Além dos testes pioneiros e da participação histórica de Brusque, o estado mantém tradição de inovação tecnológica na Justiça Eleitoral.

“Santa Catarina sempre esteve na vanguarda das ideias relacionadas ao processo eleitoral”, resume Gonsalo.

Linha do Tempo
30 Anos da Urna Eletrônica

Navegue pelos marcos históricos mais importantes da urna eletrônica.

SC
1957 João Pedro Gi apresenta ao TRE-SC uma máquina de votar mecânica pioneira.
SC
1991 Cocal do Sul realiza votação eletrônica sem uso de papel.
1995 TSE inicia oficialmente o projeto nacional da urna eletrônica.
1996 Primeira eleição oficial com urna eletrônica no Brasil.
SC
1996 Brusque participa como exceção nacional em reconhecimento histórico a Santa Catarina.
2000 Todo o Brasil passa a votar eletronicamente.
2008 Início da introdução da biometria no processo de votação.
2022 Nova geração de urnas eletrônicas amplia segurança e acessibilidade.
2026 Urna eletrônica celebra 30 anos consolidada como pilar da democracia.

Eleições 2026: novas urnas, novos desafios

Com a aproximação das eleições de 2026, a Justiça Eleitoral já trabalha nos preparativos para mais um grande processo eleitoral informatizado.

Além da manutenção e auditoria das urnas, o TRE-SC também desenvolve campanhas de orientação aos eleitores sobre a ordem de votação e o uso correto do sistema.

A expectativa é que o pleito siga incorporando melhorias tecnológicas, sem abrir mão dos pilares construídos ao longo das últimas três décadas: segurança, transparência, acessibilidade e agilidade.

“Hoje a urna é muito mais do que um equipamento.

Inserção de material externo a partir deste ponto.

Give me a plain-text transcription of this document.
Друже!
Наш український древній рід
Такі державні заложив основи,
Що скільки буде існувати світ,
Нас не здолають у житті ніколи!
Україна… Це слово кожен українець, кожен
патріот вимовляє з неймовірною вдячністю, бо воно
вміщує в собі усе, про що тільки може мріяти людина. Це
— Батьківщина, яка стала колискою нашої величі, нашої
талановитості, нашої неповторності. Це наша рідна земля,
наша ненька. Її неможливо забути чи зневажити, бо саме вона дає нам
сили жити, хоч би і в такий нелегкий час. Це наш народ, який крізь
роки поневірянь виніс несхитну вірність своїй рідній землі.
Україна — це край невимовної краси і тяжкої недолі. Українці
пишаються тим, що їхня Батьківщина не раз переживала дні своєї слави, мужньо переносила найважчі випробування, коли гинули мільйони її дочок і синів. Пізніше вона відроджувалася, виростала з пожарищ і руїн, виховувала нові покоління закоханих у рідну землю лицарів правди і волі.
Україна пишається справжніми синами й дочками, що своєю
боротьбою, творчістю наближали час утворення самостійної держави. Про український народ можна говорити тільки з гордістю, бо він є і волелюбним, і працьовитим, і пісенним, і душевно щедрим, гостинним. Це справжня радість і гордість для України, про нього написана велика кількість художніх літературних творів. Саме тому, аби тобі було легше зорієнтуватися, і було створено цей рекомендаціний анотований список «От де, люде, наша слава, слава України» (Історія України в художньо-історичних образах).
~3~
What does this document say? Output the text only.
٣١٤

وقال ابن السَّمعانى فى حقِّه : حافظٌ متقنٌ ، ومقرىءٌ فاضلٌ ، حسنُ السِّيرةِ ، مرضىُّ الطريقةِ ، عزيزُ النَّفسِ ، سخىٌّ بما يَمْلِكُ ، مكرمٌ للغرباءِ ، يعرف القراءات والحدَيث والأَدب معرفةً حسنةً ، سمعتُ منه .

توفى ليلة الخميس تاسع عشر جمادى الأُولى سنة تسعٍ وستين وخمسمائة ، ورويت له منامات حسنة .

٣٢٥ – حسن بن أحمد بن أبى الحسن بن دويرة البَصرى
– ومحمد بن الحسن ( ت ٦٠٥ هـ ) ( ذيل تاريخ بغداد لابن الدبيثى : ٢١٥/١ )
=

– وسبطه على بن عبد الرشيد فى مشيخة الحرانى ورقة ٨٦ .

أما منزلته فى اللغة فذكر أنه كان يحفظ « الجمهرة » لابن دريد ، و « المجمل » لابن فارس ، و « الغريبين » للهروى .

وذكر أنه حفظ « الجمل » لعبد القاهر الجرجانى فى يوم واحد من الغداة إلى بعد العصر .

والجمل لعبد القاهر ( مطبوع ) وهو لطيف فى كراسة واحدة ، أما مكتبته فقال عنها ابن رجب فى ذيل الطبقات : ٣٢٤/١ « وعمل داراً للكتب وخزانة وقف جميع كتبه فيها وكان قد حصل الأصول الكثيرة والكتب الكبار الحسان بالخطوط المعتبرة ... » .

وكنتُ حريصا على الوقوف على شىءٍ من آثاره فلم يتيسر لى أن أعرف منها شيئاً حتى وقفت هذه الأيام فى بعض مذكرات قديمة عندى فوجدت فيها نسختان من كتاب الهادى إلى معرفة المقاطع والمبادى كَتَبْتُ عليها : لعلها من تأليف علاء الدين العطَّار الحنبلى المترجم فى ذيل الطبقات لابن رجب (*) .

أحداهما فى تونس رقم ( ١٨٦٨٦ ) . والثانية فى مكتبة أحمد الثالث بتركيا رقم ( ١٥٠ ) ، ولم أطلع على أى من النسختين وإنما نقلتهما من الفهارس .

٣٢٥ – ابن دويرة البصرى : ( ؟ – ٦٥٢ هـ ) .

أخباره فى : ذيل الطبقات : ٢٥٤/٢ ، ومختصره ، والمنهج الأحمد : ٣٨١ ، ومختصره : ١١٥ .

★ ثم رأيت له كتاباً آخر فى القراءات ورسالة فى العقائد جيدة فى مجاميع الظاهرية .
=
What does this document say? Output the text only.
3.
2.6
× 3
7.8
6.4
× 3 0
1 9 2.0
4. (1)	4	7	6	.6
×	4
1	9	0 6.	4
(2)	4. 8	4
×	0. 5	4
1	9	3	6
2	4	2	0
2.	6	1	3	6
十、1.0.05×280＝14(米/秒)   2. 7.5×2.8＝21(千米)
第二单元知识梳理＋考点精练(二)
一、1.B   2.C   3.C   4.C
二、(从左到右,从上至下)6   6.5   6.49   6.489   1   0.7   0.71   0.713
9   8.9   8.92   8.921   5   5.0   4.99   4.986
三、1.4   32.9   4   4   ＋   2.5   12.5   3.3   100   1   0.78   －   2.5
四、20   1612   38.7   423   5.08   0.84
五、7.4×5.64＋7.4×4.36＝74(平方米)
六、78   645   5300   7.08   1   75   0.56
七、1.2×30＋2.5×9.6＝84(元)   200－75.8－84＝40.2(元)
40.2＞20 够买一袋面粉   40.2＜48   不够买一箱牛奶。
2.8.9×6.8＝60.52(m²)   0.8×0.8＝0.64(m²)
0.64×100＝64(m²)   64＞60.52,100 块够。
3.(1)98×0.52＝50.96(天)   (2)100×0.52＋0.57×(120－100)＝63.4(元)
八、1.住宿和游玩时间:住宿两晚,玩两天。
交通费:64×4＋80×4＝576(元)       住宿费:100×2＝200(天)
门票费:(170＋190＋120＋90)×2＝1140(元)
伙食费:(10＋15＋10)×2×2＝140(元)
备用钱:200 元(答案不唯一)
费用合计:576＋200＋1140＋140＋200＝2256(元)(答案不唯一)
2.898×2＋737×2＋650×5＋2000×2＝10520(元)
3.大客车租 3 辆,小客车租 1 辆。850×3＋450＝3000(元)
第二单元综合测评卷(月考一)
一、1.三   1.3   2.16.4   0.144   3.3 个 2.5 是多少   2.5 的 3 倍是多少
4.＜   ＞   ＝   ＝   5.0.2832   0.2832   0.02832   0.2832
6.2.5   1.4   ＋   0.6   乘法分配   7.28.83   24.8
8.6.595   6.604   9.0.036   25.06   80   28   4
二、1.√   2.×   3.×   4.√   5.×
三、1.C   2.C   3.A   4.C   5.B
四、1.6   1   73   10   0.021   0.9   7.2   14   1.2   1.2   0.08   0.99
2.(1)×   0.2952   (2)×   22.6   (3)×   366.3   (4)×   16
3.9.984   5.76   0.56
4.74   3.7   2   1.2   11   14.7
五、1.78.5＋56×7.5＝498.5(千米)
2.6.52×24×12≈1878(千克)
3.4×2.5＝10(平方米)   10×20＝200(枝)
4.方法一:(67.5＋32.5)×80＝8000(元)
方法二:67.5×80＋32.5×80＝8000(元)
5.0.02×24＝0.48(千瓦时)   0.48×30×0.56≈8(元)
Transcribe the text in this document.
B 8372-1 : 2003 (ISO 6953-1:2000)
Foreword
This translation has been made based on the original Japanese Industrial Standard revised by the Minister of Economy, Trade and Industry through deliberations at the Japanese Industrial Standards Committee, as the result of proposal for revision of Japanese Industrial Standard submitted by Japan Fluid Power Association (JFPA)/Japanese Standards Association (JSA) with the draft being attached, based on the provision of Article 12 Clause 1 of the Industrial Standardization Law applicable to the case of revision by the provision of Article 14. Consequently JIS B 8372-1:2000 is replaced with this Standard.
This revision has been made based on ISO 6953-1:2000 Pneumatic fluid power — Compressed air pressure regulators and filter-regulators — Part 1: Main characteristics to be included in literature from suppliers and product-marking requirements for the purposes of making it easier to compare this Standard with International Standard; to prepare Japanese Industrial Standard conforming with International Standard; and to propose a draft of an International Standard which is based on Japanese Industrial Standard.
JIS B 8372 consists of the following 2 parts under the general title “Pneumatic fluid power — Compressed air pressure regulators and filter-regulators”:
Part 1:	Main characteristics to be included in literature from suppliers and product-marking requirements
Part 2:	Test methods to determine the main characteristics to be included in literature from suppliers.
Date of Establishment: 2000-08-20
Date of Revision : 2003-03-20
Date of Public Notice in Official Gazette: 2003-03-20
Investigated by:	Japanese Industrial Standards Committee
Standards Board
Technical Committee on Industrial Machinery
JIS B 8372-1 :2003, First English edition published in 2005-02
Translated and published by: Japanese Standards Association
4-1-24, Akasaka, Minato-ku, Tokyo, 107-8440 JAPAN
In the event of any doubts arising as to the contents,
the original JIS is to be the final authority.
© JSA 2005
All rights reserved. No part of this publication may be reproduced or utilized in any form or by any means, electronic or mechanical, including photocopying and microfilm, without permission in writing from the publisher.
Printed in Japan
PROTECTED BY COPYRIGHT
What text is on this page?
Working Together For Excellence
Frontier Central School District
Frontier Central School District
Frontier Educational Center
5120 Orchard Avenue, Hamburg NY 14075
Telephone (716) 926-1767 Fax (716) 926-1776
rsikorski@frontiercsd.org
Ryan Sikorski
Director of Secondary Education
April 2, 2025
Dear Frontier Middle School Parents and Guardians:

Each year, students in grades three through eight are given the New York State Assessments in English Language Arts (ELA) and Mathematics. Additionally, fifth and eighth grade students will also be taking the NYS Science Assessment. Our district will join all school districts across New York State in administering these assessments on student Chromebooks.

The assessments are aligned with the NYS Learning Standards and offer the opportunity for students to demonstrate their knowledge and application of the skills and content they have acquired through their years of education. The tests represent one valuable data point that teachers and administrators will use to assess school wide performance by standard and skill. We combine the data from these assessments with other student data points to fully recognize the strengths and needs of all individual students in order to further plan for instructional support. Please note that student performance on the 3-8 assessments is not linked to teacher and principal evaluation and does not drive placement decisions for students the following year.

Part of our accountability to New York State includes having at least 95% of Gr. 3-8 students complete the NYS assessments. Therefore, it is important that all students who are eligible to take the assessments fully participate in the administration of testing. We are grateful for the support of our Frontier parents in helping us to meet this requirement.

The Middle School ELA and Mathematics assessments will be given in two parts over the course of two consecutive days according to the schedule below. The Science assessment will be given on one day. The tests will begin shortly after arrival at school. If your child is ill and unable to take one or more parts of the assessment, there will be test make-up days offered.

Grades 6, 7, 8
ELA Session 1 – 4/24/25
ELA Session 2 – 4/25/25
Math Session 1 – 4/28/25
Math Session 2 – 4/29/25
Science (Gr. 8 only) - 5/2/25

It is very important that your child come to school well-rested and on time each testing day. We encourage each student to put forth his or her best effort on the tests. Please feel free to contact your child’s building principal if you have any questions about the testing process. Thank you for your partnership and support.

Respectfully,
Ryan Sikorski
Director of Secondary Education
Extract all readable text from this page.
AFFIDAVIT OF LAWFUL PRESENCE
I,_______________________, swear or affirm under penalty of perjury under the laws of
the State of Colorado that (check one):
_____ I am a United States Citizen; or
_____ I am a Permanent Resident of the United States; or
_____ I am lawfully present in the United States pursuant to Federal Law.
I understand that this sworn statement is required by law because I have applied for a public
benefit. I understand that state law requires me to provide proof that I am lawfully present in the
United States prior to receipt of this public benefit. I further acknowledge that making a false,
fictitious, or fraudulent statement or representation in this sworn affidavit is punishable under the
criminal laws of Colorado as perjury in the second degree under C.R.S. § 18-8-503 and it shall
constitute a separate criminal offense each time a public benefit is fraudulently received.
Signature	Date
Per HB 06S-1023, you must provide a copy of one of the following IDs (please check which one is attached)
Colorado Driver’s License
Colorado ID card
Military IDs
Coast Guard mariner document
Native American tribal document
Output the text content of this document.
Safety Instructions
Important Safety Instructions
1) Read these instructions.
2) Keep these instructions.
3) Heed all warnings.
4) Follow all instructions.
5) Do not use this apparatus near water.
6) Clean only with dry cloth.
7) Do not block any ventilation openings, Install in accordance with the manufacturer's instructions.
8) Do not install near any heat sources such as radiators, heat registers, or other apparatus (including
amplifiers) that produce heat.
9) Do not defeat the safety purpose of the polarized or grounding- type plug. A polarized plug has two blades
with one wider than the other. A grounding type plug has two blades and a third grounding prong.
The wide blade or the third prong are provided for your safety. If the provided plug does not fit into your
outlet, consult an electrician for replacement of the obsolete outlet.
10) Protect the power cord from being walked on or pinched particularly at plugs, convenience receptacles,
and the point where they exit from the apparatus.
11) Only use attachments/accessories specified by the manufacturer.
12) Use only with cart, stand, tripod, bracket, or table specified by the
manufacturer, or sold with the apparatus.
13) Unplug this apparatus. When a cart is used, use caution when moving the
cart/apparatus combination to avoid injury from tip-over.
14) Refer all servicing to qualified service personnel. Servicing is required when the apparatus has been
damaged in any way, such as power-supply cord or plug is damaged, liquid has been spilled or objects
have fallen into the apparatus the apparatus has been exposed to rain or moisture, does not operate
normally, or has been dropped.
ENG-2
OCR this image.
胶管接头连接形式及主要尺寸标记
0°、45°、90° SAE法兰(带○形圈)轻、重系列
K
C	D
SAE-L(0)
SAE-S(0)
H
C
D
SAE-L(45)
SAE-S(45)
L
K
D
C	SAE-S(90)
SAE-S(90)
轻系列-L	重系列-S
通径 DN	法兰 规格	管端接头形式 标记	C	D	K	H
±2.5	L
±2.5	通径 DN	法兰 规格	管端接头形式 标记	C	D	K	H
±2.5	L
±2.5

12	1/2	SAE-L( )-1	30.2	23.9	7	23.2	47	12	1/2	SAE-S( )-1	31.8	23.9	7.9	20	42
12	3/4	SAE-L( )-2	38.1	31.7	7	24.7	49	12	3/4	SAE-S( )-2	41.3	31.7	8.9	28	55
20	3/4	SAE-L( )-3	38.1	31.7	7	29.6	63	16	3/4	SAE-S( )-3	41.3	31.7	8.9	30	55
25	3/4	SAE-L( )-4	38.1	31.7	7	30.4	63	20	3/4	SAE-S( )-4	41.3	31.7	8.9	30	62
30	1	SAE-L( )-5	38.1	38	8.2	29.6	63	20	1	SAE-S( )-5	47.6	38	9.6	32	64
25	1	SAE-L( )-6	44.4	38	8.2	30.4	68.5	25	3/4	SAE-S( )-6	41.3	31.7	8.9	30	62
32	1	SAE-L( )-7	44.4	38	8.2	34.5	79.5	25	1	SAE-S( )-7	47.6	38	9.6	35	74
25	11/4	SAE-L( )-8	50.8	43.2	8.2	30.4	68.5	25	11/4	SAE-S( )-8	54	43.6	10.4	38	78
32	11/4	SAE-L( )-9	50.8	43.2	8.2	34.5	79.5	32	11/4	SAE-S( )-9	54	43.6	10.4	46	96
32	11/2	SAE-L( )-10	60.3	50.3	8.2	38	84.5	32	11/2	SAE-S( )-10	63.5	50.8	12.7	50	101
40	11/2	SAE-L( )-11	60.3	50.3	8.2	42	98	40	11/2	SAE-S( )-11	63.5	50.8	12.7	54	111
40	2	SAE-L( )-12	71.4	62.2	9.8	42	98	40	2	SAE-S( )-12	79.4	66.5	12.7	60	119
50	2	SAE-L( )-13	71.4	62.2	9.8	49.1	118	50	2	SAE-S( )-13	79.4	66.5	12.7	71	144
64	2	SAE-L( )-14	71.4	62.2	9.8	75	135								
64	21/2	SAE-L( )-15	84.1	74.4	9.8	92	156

Ela virou parte da própria história da democracia brasileira”, conclui Gonsalo


ALESC EXPLICA

O que é a urna eletrônica?

É o equipamento utilizado pela Justiça Eleitoral brasileira para registrar e apurar os votos dos eleitores de forma eletrônica.

Quando a urna eletrônica passou a ser utilizada no Brasil?

A primeira eleição oficial com urnas eletrônicas ocorreu em 1996.

Qual foi a participação de Santa Catarina nessa história?

O estado realizou experiências pioneiras de votação informatizada antes mesmo da implantação oficial da urna eletrônica no país.

As urnas eletrônicas utilizam internet durante a votação?

Não. As urnas funcionam sem conexão com a internet durante todo o processo de votação.

O que é o Boletim de Urna?

É o relatório emitido ao final da votação em cada seção eleitoral, contendo o resultado daquela urna e permitindo conferência pública dos votos registrados.

Por que a biometria foi incorporada ao sistema eleitoral?

Para aumentar a segurança na identificação dos eleitores e reduzir riscos de fraude na habilitação para votação.